Ainsi débute la maternité blessée de Sophie. Vivre sa maternité en
commençant un travail de deuil... "C'est un sentiment très étrange de
vivre sans cesse avec cette menace de mort, alors que je sens mon bébé
bien vivant en moi." "Aimer dans l'urgence." "Je sais que
c'est tout cela qu'il faut vivre sans rien rejeter, ni la douleur, ni la
douceur, ni l'amour. Je suis à ma place." Puis la naissance vient
balayer les plus sombres prévisions sur l'accouchement. "Me voilà
envahie par la joie d'avoir donné la vie et non la mort." A cette
joie succède l'apprentissage de l'accueil du handicap pour elle-même et
son mari, et pour l'équipe médicale, puis le retour inespéré à la
maison, avec Philippine dans les bras, bien vivante.
La vie appelle la vie
Les parents sont projetés aux limites de la vie et de son sens. Comme si
Philippine pressait le cœur de ses parents pour en extraire le sang et
l'eau. "Avec Philippine nous sommes aux limites de la vie. (...)
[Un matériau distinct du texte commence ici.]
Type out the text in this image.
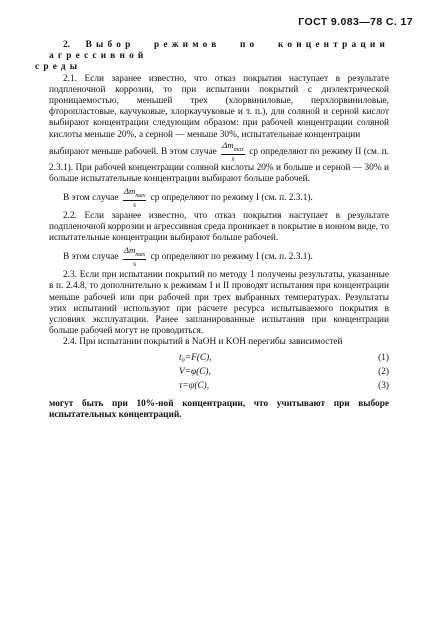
ГОСТ 9.083—78 С. 17

2. Выбор режимов по концентрации агрессивной
среды

2.1. Если заранее известно, что отказ покрытия наступает в результате подпленочной коррозии, то при испытании покрытий с диэлектрической проницаемостью, меньшей трех (хлорвиниловые, перхлорвиниловые, фторопластовые, каучуковые, хлоркаучуковые и т. п.), для соляной и серной кислот выбирают концентрации следующим образом: при рабочей концентрации соляной кислоты меньше 20%, а серной — меньше 30%, испытательные концентрации

выбирают меньше рабочей. В этом случае $\frac{\Delta m_{max}}{s}$ ср определяют по режиму II (см. п. 2.3.1). При рабочей концентрации соляной кислоты 20% и больше и серной — 30% и больше испытательные концентрации выбирают больше рабочей.

В этом случае $\frac{\Delta m_{max}}{s}$ ср определяют по режиму I (см. п. 2.3.1).

2.2. Если заранее известно, что отказ покрытия наступает в результате подпленочной коррозии и агрессивная среда проникает в покрытие в ионном виде, то испытательные концентрации выбирают больше рабочей.

В этом случае $\frac{\Delta m_{max}}{s}$ ср определяют по режиму I (см. п. 2.3.1).

2.3. Если при испытании покрытий по методу 1 получены результаты, указанные в п. 2.4.8, то дополнительно к режимам I и II проводят испытания при концентрации меньше рабочей или при рабочей при трех выбранных температурах. Результаты этих испытаний используют при расчете ресурса испытываемого покрытия в условиях эксплуатации. Ранее запланированные испытания при концентрации больше рабочей могут не проводиться.

2.4. При испытании покрытий в NaOH и KOH перегибы зависимостей

t₀=F(C),	(1)
V=φ(C),	(2)
τ=ψ(C),	(3)

могут быть при 10%-ной концентрации, что учитывают при выборе испытательных концентраций.
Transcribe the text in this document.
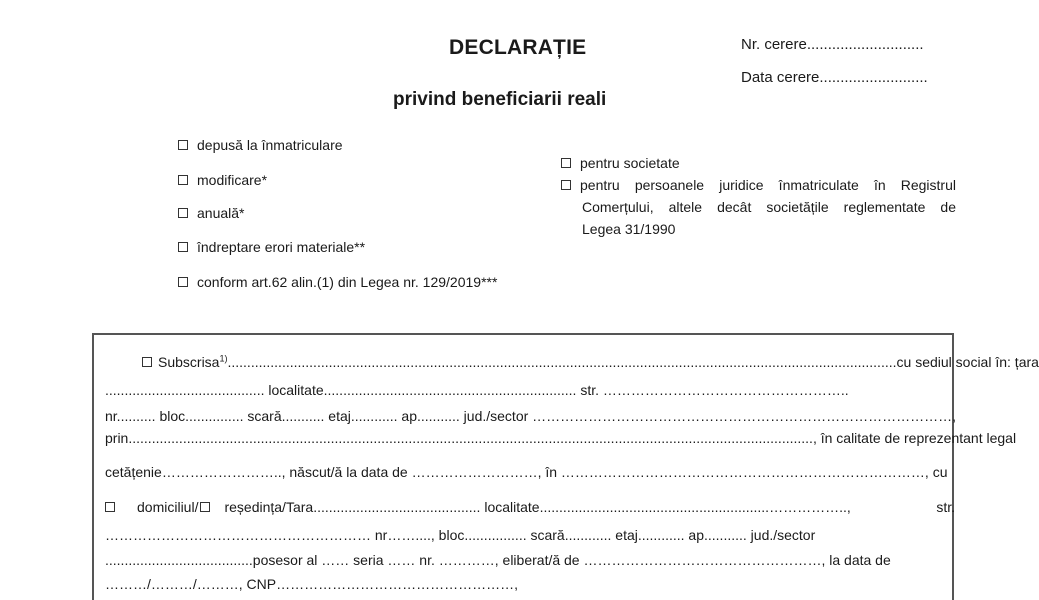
DECLARAȚIE
privind beneficiarii reali
Nr. cerere............................
Data cerere..........................
depusă la înmatriculare
modificare*
anuală*
îndreptare erori materiale**
conform art.62 alin.(1) din Legea nr. 129/2019***
pentru societate
pentru persoanele juridice înmatriculate în Registrul
Comerțului, altele decât societățile reglementate de
Legea 31/1990
Subscrisa$^{1)}$ ............................................................................................................................................................................ cu sediul social în: țara
......................................... localitate................................................................. str. ……………………………………………..
nr.......... bloc............... scară........... etaj............ ap........... jud./sector ………………………………………………………………………………,
prin ................................................................................................................................................................................ , în calitate de reprezentant legal
cetățenie…………………….., născut/ă la data de ………………………, în ……………………………………………………………………, cu
domiciliul/ reședința/Tara ........................................... localitate...........................................................……………..,	str.
………………………………………………… nr……...., bloc................ scară............ etaj............ ap........... jud./sector
......................................posesor al …… seria …… nr. …………, eliberat/ă de ……………………………………………, la data de
………/………/………, CNP……………………………………………,
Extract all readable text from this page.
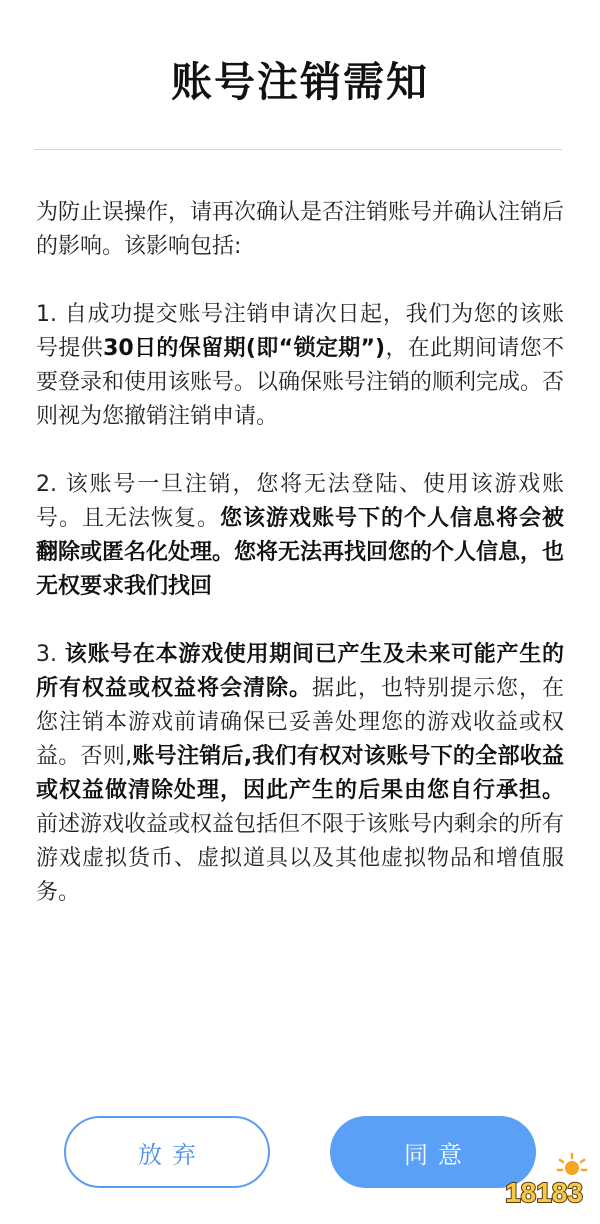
账号注销需知

为防止误操作，请再次确认是否注销账号并确认注销后的影响。该影响包括:

1. 自成功提交账号注销申请次日起，我们为您的该账号提供30日的保留期(即“锁定期”)，在此期间请您不要登录和使用该账号。以确保账号注销的顺利完成。否则视为您撤销注销申请。

2. 该账号一旦注销，您将无法登陆、使用该游戏账号。且无法恢复。您该游戏账号下的个人信息将会被翻除或匿名化处理。您将无法再找回您的个人信息，也无权要求我们找回

3. 该账号在本游戏使用期间已产生及未来可能产生的所有权益或权益将会清除。据此，也特别提示您，在您注销本游戏前请确保已妥善处理您的游戏收益或权益。否则,账号注销后,我们有权对该账号下的全部收益或权益做清除处理，因此产生的后果由您自行承担。前述游戏收益或权益包括但不限于该账号内剩余的所有游戏虚拟货币、虚拟道具以及其他虚拟物品和增值服务。

放弃	同意
18183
Je m'interroge sur le sens de sa vie mais aussi sur le sens de ma
vie." "Rester extérieur à Philippine, c'est la renvoyer vers la
mort et le néant. Entrer en contact avec elle, c'est au contraire
l'inscrire dans sa vie et dans la mienne."
Remises en question
Rien de ce qui n'est pas vrai ne résiste, jusqu'aux convictions les plus
intimes. "Quel est le sens de sa vie ? Elle ne sert apparemment à
rien. Mais moi, finalement, est-ce que je sers à quelque chose ?" "Y-
a-t-il des vies au rabais ?" "Pourquoi n'ai-je pas voulu "
interrompre la grossesse" ?" "Quelles étaient mes raisons ?"
L'auteur aborde les questions qui l'habitent depuis sept années.
- Remise en question intellectuelle et philosophique d'abord : sur quoi
reposent l'humanité et la dignité de Philippine ?
- Remise en question psychologique ensuite : comment panser les
blessures des parents, du couple, de la fratrie ?
- Remise en question spirituelle enfin : quel sens donner à la
souffrance ? La vie de Philippine est un mystère. "Pendant la
grossesse et ce temps d'attente si douloureux, ma foi se concentre sur
Jésus crucifié." "Je n'arrive pas à prier autrement, je regarde
simplement le Crucifié qui dit "pourquoi ?"" Sophie s'accroche :
essayer de couper la souffrance du mal, pour ne pas se laisser entraîner
dans une spirale destructrice.
Unité intérieure
Sans catastrophisme ni angélisme, Sophie regarde en face les sept années
écoulées avec les moments de joie ou de souffrance, l'expérience de la
solidarité et de l'incompréhension, les combats du quotidien et ceux
plus politiques (arrêt Perruche). Délicatement elle effeuille ses
souvenirs et ses émotions, pour en dégager le sens. Plus qu'un
témoignage, c'est le récit offert avec pudeur de son aventure
intérieure, où la force profonde l'emporte sur la peur. Le lecteur ne
pourra rester insensible à cette expérience de vérité où se révèle avec
talent une exceptionnelle unité de l'intelligence, du cœur et de l'âme.